In the supply of Ethicals to hospitals, direct supply by manufacturers may operate as a constraint on the parties in respect of a limited product range.  The evidence, however, indicates that the most likely source of constraint may be expected to come from other Full-liners.  It appears that the merger may create a duopoly among Full-liners in some parts of the Relevant Area and lead to a reduction in potential suppliers from four to three in other parts.  Hospitals expressed particular concerns about this reduction in choice and potential adverse impact upon service levels.

In these circumstances, the OFT believes that it is or may be the case that the creation of the relevant merger situation may be expected to result in a substantial lessening of competition within a market or markets in the United Kingdom for goods or services, namely the supply of Pharmaceuticals to retail pharmacies, dispensing doctors and hospitals in the East Anglia region, extending to parts of the East Midlands and the South East of England.  The likely adverse effects might be expected to be: a reduction in the level of discounts paid to customers; and/or other less favourable terms of supply; and/or a general reduction in service levels.

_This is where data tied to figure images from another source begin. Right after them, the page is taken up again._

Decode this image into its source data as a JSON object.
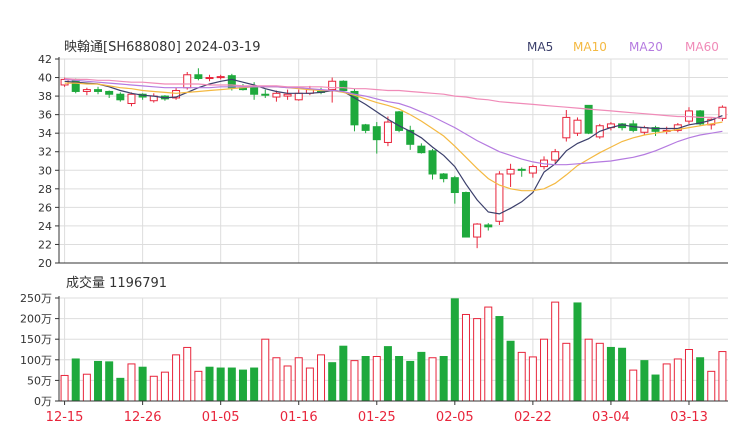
{
  "header": {
    "title": "映翰通[SH688080] 2024-03-19"
  },
  "legend": [
    {
      "label": "MA5",
      "color": "#3b3f6b"
    },
    {
      "label": "MA10",
      "color": "#f4b942"
    },
    {
      "label": "MA20",
      "color": "#b57be0"
    },
    {
      "label": "MA60",
      "color": "#f08bb8"
    }
  ],
  "colors": {
    "up": "#e8253b",
    "down": "#1ea93c",
    "grid": "#dddddd",
    "axis": "#333333"
  },
  "volume_title": {
    "label": "成交量 1196791"
  },
  "chart_data": [
    {
      "type": "candlestick",
      "ylim": [
        20,
        42
      ],
      "yticks": [
        20,
        22,
        24,
        26,
        28,
        30,
        32,
        34,
        36,
        38,
        40,
        42
      ],
      "xtick_labels": [
        "12-15",
        "12-26",
        "01-05",
        "01-16",
        "01-25",
        "02-05",
        "02-22",
        "03-04",
        "03-13"
      ],
      "xtick_index": [
        0,
        7,
        14,
        21,
        28,
        35,
        42,
        49,
        56
      ],
      "ohlc": [
        [
          39.2,
          40.0,
          39.0,
          39.8
        ],
        [
          39.8,
          39.9,
          38.3,
          38.5
        ],
        [
          38.5,
          38.9,
          38.1,
          38.7
        ],
        [
          38.7,
          39.0,
          38.2,
          38.5
        ],
        [
          38.5,
          38.6,
          37.8,
          38.2
        ],
        [
          38.2,
          38.4,
          37.4,
          37.6
        ],
        [
          37.2,
          38.4,
          36.9,
          38.2
        ],
        [
          38.2,
          38.3,
          37.6,
          37.9
        ],
        [
          37.5,
          38.3,
          37.3,
          38.0
        ],
        [
          38.0,
          38.1,
          37.5,
          37.7
        ],
        [
          37.8,
          38.9,
          37.6,
          38.6
        ],
        [
          38.9,
          40.6,
          38.7,
          40.3
        ],
        [
          40.3,
          41.0,
          39.7,
          39.9
        ],
        [
          39.9,
          40.3,
          39.6,
          40.0
        ],
        [
          40.1,
          40.3,
          39.8,
          40.1
        ],
        [
          40.2,
          40.4,
          38.6,
          38.9
        ],
        [
          38.9,
          39.3,
          38.6,
          38.7
        ],
        [
          38.9,
          39.5,
          37.6,
          38.2
        ],
        [
          38.2,
          38.7,
          37.8,
          38.1
        ],
        [
          37.9,
          38.6,
          37.4,
          38.3
        ],
        [
          38.0,
          38.7,
          37.6,
          38.2
        ],
        [
          37.6,
          38.7,
          37.5,
          38.3
        ],
        [
          38.3,
          39.1,
          38.1,
          38.7
        ],
        [
          38.5,
          38.9,
          38.2,
          38.4
        ],
        [
          38.7,
          40.0,
          37.3,
          39.6
        ],
        [
          39.6,
          39.7,
          38.5,
          38.6
        ],
        [
          38.5,
          38.8,
          34.2,
          34.9
        ],
        [
          34.9,
          35.0,
          34.0,
          34.3
        ],
        [
          34.7,
          35.2,
          31.8,
          33.3
        ],
        [
          33.0,
          35.8,
          32.6,
          35.2
        ],
        [
          36.3,
          36.4,
          34.1,
          34.3
        ],
        [
          34.3,
          34.8,
          32.2,
          32.8
        ],
        [
          32.6,
          32.9,
          31.8,
          31.9
        ],
        [
          32.1,
          32.3,
          29.0,
          29.6
        ],
        [
          29.6,
          29.7,
          28.7,
          29.1
        ],
        [
          29.2,
          29.4,
          26.4,
          27.6
        ],
        [
          27.6,
          27.7,
          22.8,
          22.8
        ],
        [
          22.8,
          24.3,
          21.6,
          24.2
        ],
        [
          24.1,
          24.3,
          23.5,
          23.9
        ],
        [
          24.5,
          29.9,
          24.1,
          29.6
        ],
        [
          29.6,
          30.7,
          28.2,
          30.1
        ],
        [
          30.1,
          30.3,
          29.3,
          30.0
        ],
        [
          29.7,
          30.6,
          29.2,
          30.4
        ],
        [
          30.4,
          31.5,
          30.1,
          31.1
        ],
        [
          31.1,
          32.3,
          30.8,
          32.0
        ],
        [
          33.5,
          36.5,
          33.1,
          35.7
        ],
        [
          34.0,
          35.7,
          33.7,
          35.4
        ],
        [
          37.0,
          37.0,
          33.9,
          34.0
        ],
        [
          33.6,
          35.0,
          33.4,
          34.8
        ],
        [
          34.6,
          35.2,
          34.3,
          35.0
        ],
        [
          35.0,
          35.1,
          34.3,
          34.6
        ],
        [
          35.0,
          35.4,
          34.1,
          34.3
        ],
        [
          34.1,
          34.8,
          33.8,
          34.6
        ],
        [
          34.6,
          34.8,
          33.7,
          34.2
        ],
        [
          34.2,
          34.7,
          33.9,
          34.3
        ],
        [
          34.3,
          35.1,
          34.1,
          34.9
        ],
        [
          35.3,
          36.8,
          35.0,
          36.4
        ],
        [
          36.4,
          36.5,
          34.8,
          35.0
        ],
        [
          34.9,
          35.6,
          34.4,
          35.5
        ],
        [
          35.6,
          37.0,
          35.3,
          36.8
        ]
      ],
      "series": [
        {
          "name": "MA5",
          "values": [
            39.6,
            39.5,
            39.4,
            39.3,
            39.0,
            38.6,
            38.3,
            38.1,
            38.0,
            37.8,
            37.9,
            38.4,
            38.9,
            39.3,
            39.6,
            39.8,
            39.5,
            39.2,
            38.8,
            38.5,
            38.3,
            38.3,
            38.3,
            38.4,
            38.6,
            38.5,
            37.8,
            37.1,
            36.3,
            35.5,
            34.8,
            34.2,
            33.5,
            32.5,
            31.6,
            30.4,
            28.5,
            26.8,
            25.5,
            25.3,
            25.9,
            26.6,
            27.6,
            29.8,
            30.7,
            32.1,
            32.9,
            33.4,
            34.2,
            34.6,
            34.9,
            34.7,
            34.6,
            34.5,
            34.5,
            34.5,
            34.9,
            35.1,
            35.4,
            35.9
          ]
        },
        {
          "name": "MA10",
          "values": [
            39.4,
            39.4,
            39.3,
            39.3,
            39.1,
            38.9,
            38.8,
            38.6,
            38.5,
            38.4,
            38.3,
            38.4,
            38.5,
            38.6,
            38.7,
            38.8,
            38.9,
            39.0,
            39.0,
            39.0,
            38.9,
            38.8,
            38.7,
            38.6,
            38.6,
            38.4,
            38.1,
            37.7,
            37.3,
            37.0,
            36.6,
            36.0,
            35.3,
            34.5,
            33.7,
            32.6,
            31.4,
            30.2,
            29.1,
            28.4,
            28.0,
            27.8,
            27.8,
            28.0,
            28.6,
            29.5,
            30.5,
            31.2,
            31.9,
            32.5,
            33.1,
            33.5,
            33.8,
            34.0,
            34.2,
            34.4,
            34.6,
            34.8,
            35.0,
            35.2
          ]
        },
        {
          "name": "MA20",
          "values": [
            39.8,
            39.7,
            39.6,
            39.5,
            39.4,
            39.3,
            39.2,
            39.1,
            39.0,
            38.9,
            38.9,
            38.9,
            38.9,
            38.9,
            39.0,
            39.0,
            39.0,
            39.0,
            39.0,
            39.0,
            38.9,
            38.9,
            38.8,
            38.7,
            38.6,
            38.5,
            38.2,
            38.0,
            37.7,
            37.4,
            37.2,
            36.8,
            36.3,
            35.8,
            35.2,
            34.6,
            33.9,
            33.2,
            32.6,
            32.0,
            31.6,
            31.2,
            30.9,
            30.7,
            30.6,
            30.6,
            30.7,
            30.8,
            30.9,
            31.0,
            31.2,
            31.4,
            31.7,
            32.1,
            32.6,
            33.1,
            33.5,
            33.8,
            34.0,
            34.2
          ]
        },
        {
          "name": "MA60",
          "values": [
            39.9,
            39.8,
            39.8,
            39.7,
            39.7,
            39.6,
            39.5,
            39.5,
            39.4,
            39.3,
            39.3,
            39.3,
            39.3,
            39.2,
            39.2,
            39.2,
            39.1,
            39.1,
            39.1,
            39.1,
            39.0,
            39.0,
            39.0,
            39.0,
            38.9,
            38.9,
            38.8,
            38.8,
            38.7,
            38.6,
            38.6,
            38.5,
            38.4,
            38.3,
            38.2,
            38.0,
            37.9,
            37.7,
            37.6,
            37.4,
            37.3,
            37.2,
            37.1,
            37.0,
            36.9,
            36.8,
            36.7,
            36.6,
            36.5,
            36.4,
            36.3,
            36.2,
            36.1,
            36.0,
            35.9,
            35.8,
            35.8,
            35.7,
            35.7,
            35.6
          ]
        }
      ]
    },
    {
      "type": "bar",
      "title": "成交量 1196791",
      "ylim": [
        0,
        250
      ],
      "yticks": [
        0,
        50,
        100,
        150,
        200,
        250
      ],
      "ytick_labels": [
        "0万",
        "50万",
        "100万",
        "150万",
        "200万",
        "250万"
      ],
      "values": [
        62,
        102,
        65,
        96,
        95,
        55,
        90,
        82,
        60,
        70,
        112,
        130,
        72,
        82,
        80,
        80,
        75,
        80,
        150,
        105,
        85,
        105,
        80,
        112,
        93,
        133,
        98,
        108,
        108,
        132,
        108,
        96,
        118,
        105,
        108,
        248,
        210,
        200,
        228,
        205,
        145,
        118,
        107,
        150,
        240,
        140,
        238,
        150,
        140,
        130,
        128,
        75,
        98,
        63,
        90,
        102,
        125,
        105,
        72,
        120
      ],
      "directions": [
        "u",
        "d",
        "u",
        "d",
        "d",
        "d",
        "u",
        "d",
        "u",
        "u",
        "u",
        "u",
        "u",
        "d",
        "d",
        "d",
        "d",
        "d",
        "u",
        "u",
        "u",
        "u",
        "u",
        "u",
        "d",
        "d",
        "u",
        "d",
        "u",
        "d",
        "d",
        "d",
        "d",
        "u",
        "d",
        "d",
        "u",
        "u",
        "u",
        "d",
        "d",
        "u",
        "u",
        "u",
        "u",
        "u",
        "d",
        "u",
        "u",
        "d",
        "d",
        "u",
        "d",
        "d",
        "u",
        "u",
        "u",
        "d",
        "u",
        "u"
      ]
    }
  ]
}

UNDERTAKINGS IN LIEU OF REFERENCE

The OFT therefore considers that it is under a duty to make a reference under section 33(1) of the Act.  Pursuant to section 73(2) of the Act, the OFT may, instead of making such a reference, accept undertakings for the purposes of remedying, mitigating or preventing the substantial lessening of competition concerned or any adverse effect which may be expected to result from it.  Having reached a reference conclusion, the OFT has considered whether there might be undertakings in lieu of reference which would address the concerns outlined above. Given that this transaction concerns the acquisition of a single depot, the OFT does not believe that divestment undertakings would be appropriate.  The concerns identified above relate largely to service levels and it is not considered that behavioural undertakings would adequately remedy such concerns.

DECISION

This merger will therefore be referred to the Competition Commission under section 33(1) of the Act.